Part of the use to which I’d like to put this blog is to disseminate information about research methods and tools. But before I start writing posts with involved details it’s probably prudent to present some sort of overview of the whole thing. Of course, there is no single method that is used by all computer scientists, although each method usually tries to approximate the scientific method as closely as possible. Hence, what I have to talk about is not the method utilized by all researchers, but it is a common one in the sub-field of free/open source and software evolution.
It was, I think, Daniel German who first suggested the role of a software evolutionist — a kind of palaeontologist, or private investigator, of software. Like a detective or an archaeologist, the software evolutionist arrives at the scene. Before her is a program listing, thousands of lines long. She doesn’t know how it got to be in the state she finds it, but clues may be available for her to piece its development together.
Besides the code, there’s the support documentation (maybe that will tell her how the program is meant to function). Also open on the computer is a forum where all the developers communicate (perhaps this will shed some light on what the developers were assigned). And on the server is a version control system, a treasure trove of clues that shows exactly which developers did what, and when they did it.

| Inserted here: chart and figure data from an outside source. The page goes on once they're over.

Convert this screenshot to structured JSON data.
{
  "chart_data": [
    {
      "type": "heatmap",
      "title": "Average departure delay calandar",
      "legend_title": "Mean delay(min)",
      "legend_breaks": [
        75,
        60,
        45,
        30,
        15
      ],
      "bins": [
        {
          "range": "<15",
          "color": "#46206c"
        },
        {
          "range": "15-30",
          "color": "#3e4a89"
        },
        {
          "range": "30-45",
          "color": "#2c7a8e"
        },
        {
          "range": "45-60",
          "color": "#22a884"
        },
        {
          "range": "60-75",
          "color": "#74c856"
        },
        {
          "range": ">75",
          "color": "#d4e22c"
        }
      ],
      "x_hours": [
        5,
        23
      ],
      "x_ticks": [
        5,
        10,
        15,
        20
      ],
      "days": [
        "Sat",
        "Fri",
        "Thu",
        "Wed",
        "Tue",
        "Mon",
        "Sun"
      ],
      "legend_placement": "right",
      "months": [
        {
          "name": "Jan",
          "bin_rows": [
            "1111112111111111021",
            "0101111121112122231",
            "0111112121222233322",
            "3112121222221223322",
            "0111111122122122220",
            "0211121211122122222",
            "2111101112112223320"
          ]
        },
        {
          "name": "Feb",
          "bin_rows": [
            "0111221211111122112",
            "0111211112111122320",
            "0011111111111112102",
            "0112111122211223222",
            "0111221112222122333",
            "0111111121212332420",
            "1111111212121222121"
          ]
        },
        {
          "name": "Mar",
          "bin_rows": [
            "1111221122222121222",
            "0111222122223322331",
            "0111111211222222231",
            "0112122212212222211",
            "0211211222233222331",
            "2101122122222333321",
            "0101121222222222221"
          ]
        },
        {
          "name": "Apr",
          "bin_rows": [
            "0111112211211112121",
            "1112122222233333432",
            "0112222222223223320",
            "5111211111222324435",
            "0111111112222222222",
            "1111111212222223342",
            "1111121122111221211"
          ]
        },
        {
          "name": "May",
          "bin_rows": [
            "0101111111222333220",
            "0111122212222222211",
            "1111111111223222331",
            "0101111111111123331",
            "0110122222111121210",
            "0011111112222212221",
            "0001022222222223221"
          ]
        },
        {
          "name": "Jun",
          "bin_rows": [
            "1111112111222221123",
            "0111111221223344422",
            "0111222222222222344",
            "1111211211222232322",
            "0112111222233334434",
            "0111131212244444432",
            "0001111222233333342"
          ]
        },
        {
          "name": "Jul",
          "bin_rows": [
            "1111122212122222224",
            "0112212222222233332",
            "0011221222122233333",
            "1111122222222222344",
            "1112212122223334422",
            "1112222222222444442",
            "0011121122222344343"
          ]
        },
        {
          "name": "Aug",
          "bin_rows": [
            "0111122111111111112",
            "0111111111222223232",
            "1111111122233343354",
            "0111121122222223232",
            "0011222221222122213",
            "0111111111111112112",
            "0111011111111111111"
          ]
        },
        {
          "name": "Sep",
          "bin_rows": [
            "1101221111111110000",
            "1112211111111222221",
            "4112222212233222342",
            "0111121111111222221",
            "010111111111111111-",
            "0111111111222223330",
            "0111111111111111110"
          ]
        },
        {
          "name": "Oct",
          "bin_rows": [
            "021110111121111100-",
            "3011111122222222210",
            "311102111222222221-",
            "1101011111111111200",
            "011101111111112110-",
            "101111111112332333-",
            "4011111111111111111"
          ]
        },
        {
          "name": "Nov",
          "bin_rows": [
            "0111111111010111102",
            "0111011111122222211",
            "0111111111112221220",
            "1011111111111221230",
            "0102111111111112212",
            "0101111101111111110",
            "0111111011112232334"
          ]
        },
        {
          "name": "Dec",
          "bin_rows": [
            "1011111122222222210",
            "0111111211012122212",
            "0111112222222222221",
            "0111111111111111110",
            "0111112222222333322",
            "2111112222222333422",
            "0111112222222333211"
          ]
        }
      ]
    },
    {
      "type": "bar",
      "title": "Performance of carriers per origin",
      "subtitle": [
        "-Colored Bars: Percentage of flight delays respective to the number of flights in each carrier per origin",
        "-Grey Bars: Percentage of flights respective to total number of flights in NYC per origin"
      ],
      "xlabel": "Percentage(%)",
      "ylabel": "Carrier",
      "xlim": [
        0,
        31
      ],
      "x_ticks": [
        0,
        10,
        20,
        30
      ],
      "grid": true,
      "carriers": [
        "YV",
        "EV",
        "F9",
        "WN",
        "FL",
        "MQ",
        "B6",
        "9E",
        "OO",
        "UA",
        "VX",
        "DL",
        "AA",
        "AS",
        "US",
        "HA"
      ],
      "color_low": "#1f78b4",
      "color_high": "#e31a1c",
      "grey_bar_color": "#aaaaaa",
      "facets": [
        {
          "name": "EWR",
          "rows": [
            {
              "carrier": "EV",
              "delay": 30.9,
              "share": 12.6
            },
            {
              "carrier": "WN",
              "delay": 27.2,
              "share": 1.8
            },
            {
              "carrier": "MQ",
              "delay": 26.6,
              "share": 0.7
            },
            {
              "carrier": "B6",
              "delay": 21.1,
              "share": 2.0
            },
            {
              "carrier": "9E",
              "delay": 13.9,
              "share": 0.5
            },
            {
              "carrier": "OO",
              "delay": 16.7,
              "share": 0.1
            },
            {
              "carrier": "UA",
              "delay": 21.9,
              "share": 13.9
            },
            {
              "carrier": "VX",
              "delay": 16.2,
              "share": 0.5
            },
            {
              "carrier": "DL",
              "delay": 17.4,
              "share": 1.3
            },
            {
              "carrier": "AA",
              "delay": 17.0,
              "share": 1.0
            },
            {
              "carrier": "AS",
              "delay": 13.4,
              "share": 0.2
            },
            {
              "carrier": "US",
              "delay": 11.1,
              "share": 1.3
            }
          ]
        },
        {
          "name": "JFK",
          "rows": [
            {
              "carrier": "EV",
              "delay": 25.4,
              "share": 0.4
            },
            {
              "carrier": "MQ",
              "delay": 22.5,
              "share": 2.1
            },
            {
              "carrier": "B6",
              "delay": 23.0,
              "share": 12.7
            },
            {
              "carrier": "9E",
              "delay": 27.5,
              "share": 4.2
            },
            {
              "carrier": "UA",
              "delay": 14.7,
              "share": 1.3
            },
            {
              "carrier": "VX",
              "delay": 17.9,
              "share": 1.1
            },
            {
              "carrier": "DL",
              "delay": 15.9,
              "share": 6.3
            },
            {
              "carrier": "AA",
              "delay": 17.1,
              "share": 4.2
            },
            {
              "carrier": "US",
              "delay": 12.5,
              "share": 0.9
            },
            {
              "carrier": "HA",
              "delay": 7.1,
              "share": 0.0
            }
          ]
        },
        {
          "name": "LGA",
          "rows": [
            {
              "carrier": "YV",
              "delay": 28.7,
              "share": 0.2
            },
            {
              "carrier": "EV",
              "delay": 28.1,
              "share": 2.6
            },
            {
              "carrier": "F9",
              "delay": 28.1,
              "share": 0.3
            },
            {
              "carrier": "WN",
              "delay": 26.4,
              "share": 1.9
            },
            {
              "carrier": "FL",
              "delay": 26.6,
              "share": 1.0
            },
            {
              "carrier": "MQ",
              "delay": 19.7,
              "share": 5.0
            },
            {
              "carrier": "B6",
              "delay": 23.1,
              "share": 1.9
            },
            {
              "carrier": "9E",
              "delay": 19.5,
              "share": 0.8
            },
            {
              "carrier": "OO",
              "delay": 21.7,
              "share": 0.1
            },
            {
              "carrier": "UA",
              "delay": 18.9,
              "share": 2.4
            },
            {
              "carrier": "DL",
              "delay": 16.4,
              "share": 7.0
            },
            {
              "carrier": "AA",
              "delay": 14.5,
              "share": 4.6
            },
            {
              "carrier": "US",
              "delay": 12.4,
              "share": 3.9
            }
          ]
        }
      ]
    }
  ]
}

Unlike the detective we’re not trying to find a murderer of course, but we are trying to piece together how the program developed over time, i.e. how it evolved. An early example of this was done by Michael Godfrey and Qiang Tu: with nothing but a load of historical releases of the Linux kernel between 1994 and 1999, they showed that the kernel grew at a super-linear rate (it grows by a larger amount as time goes by) and identified which parts of the kernel were responsible for this surprising growth. (Spoiler: the portion of the kernel that contains device drivers was the biggest driver of this growth.)
So how do software evolutionists do it? As I said I can’t speak for them all, but I’ll try to articulate an abstract version of the steps that I and others go through, and assume it approximates the experience of the rest.
Roughly speaking the typical steps involve:
- Selection: Both of the project to study and the measures you wish to apply;
- Retrieval: Getting hold of the software (not always easy!) and storing it appropriately;
- Extraction: Parsing the raw data, extracting the pieces you are interested in, and constructing them into useful information;
- Analysis: Applying the measures and performing your relevant test(s).
In later posts of this category I’ll discuss the tools and techniques of each stage, and (hopefully) build up a picture of the method. For now, I’ll show trivially how an analysis of the Linux kernel size might fit in with this approach (taking cues from Godfrey and Tu’s study where possible).
- Selection: The Linux kernel is selected as a large exemplary open source project. Because the size is the attribute of interest, the number of lines of code is taken as a measure of size. To be scientific we should form some testable hypotheses predicting what we expect to find.
- Retrieval: Each kernel version release is available on the Linux Kernel Archives as a tar file. Godfrey and Tu downloaded 96 of the releases.
- Extraction: Now the lines of code (LOC) are counted in each release. Godfrey and Tu applied the Unix command “wc -l” to all *.c and *.h files and used an awk script to ignore non-executable lines.
- Analysis: By this point, there should be 96 numbers stored, each the size of a release in LOC. To get a visual, we can feed them into a plotting program and produce a nice graph like the one above. We could even go further and apply all sorts of fancy mathematics or models. Suffice it to say, by the end of this stage we should have some results that allow us to confirm or refute our earlier hypothesis.
Once all this is done, we can then put forward out conclusions. Like a scientific study, the experimental data we have obtained is the evidence that backs them up.
You are talking my language. You might find some of the discussion about workflows in this (and earlier OSSmole) papers interesting:
http://floss.syr.edu/publications/HowisonTavernaDemoIFIP.pdf
Also, I noted the change of your blog url; will the blog still be picked up by FLOSS planet blog? Hope so, since that’s the way I read it.
Hi James, thanks for the sustained interest! Gregorio has amended FLOSSPlanet so I should be back on there now.
Enjoyed the paper, some great points about how FLOSS research should be improved. I hope to become more proactive in this once my current work is completed (thesis write up) and I can get back to some research again.